The advertisement tenders floated by the BBMP in the last week of July were cancelled by the Greater Bengaluru Authority (GBA) following a lack of interest from bidders, a well-placed source in the civic body told The Hindu. Although the pre-bid meeting was attended by over 50 companies, only two firms expressed interest in participating.
The BBMP had divided the tenders into eight packages, meaning each firm would hold advertising rights in one specific zone of the civic body.
“Although two companies showed interest, neither of them completed the tender process. We couldn’t proceed with the bidding,” the source said. However, officials had anticipated the firms’ disinterest.
Modelled on Delhi’s advertising laws, the Karnataka government’s advertisement bylaws required the winning bidder to pay an upfront fee equal to five times the bid amount. This particular clause was flagged by the firms during the pre-bid meeting. The rule, considered a “costly affair”, discouraged smaller companies from participating even before the process began.
Setback for tunnel roads
This is a setback for the State government’s big-ticket Tunnel Road project as well. B-SMILE, which has received a sanction from the Housing and Urban Development Corporation (HUDCO), had promised to transfer advertisement revenue, along with premium Floor Area Ratio (FAR) revenue, towards loan interest payments. Now, with firms showing disinterest, the onus is on the GBA to come up with rules that attract and encourage advertising companies, especially with the loan sanction at stake.
Advertisers’ concerns
An advertising company owner noted that civic body tenders have traditionally attracted wide participation from local firms, but this one’s “unnecessarily high costs” kept them away.
“There were also technical flaws, such as limited time to obtain the No Objection Certificate (NOC) from the advertising department and the absence of clear instructions on how to apply for fresh advertising rights,” he said, adding that the new bylaws required firms to obtain fresh rights. According to GBA sources, only 10 firms applied for these new advertising rights.

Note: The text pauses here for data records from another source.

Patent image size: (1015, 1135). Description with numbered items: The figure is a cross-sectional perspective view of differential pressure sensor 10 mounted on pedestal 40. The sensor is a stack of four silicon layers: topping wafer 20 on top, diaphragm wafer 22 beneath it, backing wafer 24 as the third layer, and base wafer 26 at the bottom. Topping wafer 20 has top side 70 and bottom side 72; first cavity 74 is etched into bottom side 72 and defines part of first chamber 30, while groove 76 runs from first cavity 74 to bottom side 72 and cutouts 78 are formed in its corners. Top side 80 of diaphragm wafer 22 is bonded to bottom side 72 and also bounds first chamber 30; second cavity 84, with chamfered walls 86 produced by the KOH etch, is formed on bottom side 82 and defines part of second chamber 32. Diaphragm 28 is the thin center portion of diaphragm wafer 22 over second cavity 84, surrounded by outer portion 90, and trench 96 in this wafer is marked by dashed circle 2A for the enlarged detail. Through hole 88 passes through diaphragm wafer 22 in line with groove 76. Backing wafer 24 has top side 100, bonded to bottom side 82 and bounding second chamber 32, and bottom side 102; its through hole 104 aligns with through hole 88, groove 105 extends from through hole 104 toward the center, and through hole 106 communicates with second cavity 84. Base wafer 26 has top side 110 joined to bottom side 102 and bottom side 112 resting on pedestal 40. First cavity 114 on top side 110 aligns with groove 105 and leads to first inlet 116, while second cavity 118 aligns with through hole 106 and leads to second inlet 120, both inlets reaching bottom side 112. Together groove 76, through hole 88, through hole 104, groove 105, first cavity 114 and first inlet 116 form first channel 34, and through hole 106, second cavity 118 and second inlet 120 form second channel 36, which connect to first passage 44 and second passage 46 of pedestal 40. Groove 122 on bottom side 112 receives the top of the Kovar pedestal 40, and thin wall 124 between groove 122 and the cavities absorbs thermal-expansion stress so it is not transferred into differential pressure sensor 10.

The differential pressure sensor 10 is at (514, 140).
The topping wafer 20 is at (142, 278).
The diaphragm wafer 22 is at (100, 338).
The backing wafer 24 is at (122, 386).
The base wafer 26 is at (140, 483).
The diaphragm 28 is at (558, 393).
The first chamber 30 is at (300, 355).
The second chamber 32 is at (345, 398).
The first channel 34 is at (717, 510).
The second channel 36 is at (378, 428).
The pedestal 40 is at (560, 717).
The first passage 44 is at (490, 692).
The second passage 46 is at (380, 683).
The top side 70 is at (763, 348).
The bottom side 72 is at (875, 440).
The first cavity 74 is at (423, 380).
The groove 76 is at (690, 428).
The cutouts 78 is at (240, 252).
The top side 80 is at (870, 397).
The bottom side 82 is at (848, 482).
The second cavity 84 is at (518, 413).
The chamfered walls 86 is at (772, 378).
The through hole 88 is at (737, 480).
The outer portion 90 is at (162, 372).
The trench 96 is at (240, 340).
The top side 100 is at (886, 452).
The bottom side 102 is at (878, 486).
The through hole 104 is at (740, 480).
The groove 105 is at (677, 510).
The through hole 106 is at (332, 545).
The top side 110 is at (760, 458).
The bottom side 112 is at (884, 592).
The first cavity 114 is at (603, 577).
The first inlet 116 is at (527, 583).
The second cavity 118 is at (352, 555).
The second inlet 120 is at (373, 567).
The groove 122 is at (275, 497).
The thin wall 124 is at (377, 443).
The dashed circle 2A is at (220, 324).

Additionally, obtaining an NOC from the advertising department required the submission of historical documents to verify the company’s track record, something most local firms lacked. Similar concerns were raised before the civic body.
Adding new rules
The source told The Hindu that the civic body has now gone back to the drawing board to frame new rules.
“All the requisitions from companies have been taken into account and the civic body is revisiting the laws to identify gaps. Changes can be expected wherever absolutely necessary,” the source said, adding that the revisions aim to address flaws in the existing bylaws.
Meanwhile, local firms are closely watching developments and hope the GBA will address the high-cost concerns and make room for smaller players.
The GBA is yet to decide who will float the new tenders, the newly formed corporations or the GBA.